By late March 2014, counsel for Rodriguez had notified Walmart that it had violated the ADA through actions culminating in Rodriguez's termination; Walmart had disputed the allegations but expressed a willingness "to determine whether we can resolve this dispute amicably." The parties discussed the matter by phone. On May 2, counsel for Rodriguez made a settlement demand, stating he intended to file a charge with the EEOC and then sue if the matter could not be settled. Walmart did not respond. Counsel for Rodriguez sent another letter on May 30, noting that Walmart had stated in a May 23 phone call it would respond by May 30, and stating that Rodriguez would "move forward with filing [the] charge" if Walmart did not respond by June 4. On June 4, Walmart rejected Rodriguez's settlement demand and made a counteroffer. On June 30, Rodriguez filed a charge with the EEOC. On July 2, Rodriguez rejected Walmart's counteroffer, made a counteroffer, and advised that the EEOC charge had been filed. On July 16, Walmart responded that it had received the EEOC charge and would prepare to defend against Rodriguez's claims.

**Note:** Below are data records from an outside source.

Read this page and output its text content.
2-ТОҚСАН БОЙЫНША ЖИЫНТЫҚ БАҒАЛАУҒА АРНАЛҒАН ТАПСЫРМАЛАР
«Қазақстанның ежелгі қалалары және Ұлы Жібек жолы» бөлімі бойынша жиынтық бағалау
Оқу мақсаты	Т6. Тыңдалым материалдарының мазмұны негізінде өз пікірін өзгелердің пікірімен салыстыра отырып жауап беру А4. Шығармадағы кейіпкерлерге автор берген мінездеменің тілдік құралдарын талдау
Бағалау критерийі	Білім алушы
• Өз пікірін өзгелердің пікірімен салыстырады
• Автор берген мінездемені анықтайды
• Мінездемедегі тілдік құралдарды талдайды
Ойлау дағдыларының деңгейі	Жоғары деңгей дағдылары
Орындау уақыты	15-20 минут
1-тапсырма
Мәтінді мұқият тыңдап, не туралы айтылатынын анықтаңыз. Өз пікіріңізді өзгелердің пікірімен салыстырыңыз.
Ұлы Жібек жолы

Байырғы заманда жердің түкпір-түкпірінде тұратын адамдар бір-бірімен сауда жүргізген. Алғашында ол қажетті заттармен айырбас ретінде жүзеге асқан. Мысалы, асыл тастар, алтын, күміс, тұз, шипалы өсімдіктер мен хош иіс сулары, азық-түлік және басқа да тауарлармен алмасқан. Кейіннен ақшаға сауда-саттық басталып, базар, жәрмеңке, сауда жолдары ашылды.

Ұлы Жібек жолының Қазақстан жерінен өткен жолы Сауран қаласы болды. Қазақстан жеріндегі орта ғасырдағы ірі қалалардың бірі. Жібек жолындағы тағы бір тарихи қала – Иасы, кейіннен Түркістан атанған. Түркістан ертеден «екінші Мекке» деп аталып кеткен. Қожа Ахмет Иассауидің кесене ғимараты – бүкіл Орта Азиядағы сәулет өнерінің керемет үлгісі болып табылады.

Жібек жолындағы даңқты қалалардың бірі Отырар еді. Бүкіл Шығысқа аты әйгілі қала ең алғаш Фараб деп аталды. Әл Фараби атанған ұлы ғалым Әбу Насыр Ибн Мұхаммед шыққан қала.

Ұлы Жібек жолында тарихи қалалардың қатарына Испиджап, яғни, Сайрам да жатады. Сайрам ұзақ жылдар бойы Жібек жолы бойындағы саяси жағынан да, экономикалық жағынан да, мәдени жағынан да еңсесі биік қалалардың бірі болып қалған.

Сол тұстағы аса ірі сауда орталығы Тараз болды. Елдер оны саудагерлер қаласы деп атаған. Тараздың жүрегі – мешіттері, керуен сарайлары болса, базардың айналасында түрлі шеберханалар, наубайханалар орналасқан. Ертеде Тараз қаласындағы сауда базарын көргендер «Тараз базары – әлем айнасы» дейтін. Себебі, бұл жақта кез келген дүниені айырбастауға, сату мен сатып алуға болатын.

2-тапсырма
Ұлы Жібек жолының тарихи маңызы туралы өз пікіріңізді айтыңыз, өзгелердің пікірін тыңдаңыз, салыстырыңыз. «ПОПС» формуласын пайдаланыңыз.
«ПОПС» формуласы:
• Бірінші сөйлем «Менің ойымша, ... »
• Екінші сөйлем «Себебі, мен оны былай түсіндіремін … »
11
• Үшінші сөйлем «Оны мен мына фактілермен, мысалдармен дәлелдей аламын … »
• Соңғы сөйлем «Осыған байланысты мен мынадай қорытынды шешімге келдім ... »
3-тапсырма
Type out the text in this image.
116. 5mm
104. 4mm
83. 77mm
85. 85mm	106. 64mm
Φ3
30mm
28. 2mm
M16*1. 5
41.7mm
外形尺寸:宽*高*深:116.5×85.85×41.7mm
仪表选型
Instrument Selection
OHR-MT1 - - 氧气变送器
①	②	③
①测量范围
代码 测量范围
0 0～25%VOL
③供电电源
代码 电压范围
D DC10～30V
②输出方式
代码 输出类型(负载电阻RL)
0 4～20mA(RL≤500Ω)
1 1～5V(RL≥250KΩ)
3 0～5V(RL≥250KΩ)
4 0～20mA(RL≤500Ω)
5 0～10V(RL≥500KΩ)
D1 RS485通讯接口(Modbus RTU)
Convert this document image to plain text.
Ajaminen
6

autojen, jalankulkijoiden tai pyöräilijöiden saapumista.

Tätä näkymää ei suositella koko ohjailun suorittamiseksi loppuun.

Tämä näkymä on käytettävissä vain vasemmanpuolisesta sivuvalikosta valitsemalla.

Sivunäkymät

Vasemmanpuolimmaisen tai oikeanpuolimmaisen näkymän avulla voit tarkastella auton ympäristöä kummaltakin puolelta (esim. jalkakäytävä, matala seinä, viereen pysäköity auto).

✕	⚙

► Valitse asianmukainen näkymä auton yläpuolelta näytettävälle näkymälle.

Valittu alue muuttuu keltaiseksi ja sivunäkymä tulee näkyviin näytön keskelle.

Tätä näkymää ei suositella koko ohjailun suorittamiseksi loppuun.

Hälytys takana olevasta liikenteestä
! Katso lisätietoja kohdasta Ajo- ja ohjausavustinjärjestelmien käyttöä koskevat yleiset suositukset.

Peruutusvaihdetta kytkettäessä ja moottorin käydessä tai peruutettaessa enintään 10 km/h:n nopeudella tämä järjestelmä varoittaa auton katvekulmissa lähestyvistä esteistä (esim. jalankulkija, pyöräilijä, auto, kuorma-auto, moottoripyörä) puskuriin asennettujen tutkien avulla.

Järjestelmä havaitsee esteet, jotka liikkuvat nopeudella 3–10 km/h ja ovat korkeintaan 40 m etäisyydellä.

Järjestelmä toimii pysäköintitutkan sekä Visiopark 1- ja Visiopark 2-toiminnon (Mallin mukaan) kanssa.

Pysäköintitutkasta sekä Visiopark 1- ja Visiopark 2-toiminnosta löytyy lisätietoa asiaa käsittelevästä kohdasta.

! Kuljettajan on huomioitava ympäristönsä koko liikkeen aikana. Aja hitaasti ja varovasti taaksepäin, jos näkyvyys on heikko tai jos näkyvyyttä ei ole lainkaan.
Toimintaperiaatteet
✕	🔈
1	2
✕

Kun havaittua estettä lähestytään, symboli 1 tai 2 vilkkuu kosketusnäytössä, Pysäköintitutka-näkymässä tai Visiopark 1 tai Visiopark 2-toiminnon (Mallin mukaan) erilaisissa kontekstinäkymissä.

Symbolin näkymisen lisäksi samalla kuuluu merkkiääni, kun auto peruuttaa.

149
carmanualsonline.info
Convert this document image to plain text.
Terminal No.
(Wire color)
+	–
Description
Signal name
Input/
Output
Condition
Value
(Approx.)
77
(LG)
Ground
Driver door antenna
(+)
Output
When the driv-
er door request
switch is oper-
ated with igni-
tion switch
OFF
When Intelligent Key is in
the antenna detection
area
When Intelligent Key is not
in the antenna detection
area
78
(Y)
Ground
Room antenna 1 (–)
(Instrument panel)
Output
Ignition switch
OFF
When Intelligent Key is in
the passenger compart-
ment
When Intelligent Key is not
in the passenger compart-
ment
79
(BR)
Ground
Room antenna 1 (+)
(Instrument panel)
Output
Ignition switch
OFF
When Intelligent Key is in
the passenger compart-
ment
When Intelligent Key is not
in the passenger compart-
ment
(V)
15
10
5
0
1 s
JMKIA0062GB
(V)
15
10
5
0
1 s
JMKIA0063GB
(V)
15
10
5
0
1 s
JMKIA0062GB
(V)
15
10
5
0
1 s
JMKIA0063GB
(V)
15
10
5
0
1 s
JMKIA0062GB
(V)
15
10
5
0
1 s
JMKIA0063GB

After summarizing these negotiations in even greater detail, the district court granted Walmart summary judgment on the equitable estoppel issue: None of the letters in the record create a genuine, material question of fact as to the issue of equitable estoppel. The letters manifest only a general, good faith intent by Walmart to engage in settlement negotiations. Mr. Rodriguez's counsel sent a demand letter ten days before the EEOC filing deadline and did not receive a response until after the deadline had passed. Under these facts, Walmart's silence cannot be construed as anything but silence. Walmart made no promise to settle, nor did it encourage that settlement was imminent through its silence.
We agree with the district court's analysis. Rodriguez's failure to file his EEOC claim within 180 days was not the result of any misconduct by Walmart. As Rodriguez's counsel admitted during the district court hearing, "nothing [Walmart] said per se" caused Rodriguez to miss the deadline. Rodriguez argues the pattern of "delay in responding to any settlement demand that we made" was deceptive. But failing to respond to a settlement demand made ten days before the statutory deadline, and accompanied by a statement that the employee would file a charge with the EEOC if the matter could not be settled, is not conduct that the employer "should unmistakably have understood" would cause the employee to miss the filing deadline. Dring, 58 F.3d at 1329. Thus, equitable estoppel does not apply, and summary judgment was properly granted.
The order of the district court is affirmed.
 The Honorable Timothy L. Brooks, United States District Judge for the Western District of Arkansas.
 It seems to be widely understood that equitable estoppel is an issue for the court, not the jury. The standard of appellate review is seldom discussed, and the few circuit decisions that address the issue are inconsistent. Compare O'Donnell v. Vencor, Inc., 466 F.3d 1104, 1109 (9th Cir. 2006) (abuse of discretion), with Ramirez v. City of San Antonio, 312 F.3d 178, 183 (5th Cir. 2002) (de novo). Our court has apparently not addressed the question. As it has not been briefed and argued and would not affect our decision, we leave it for another day.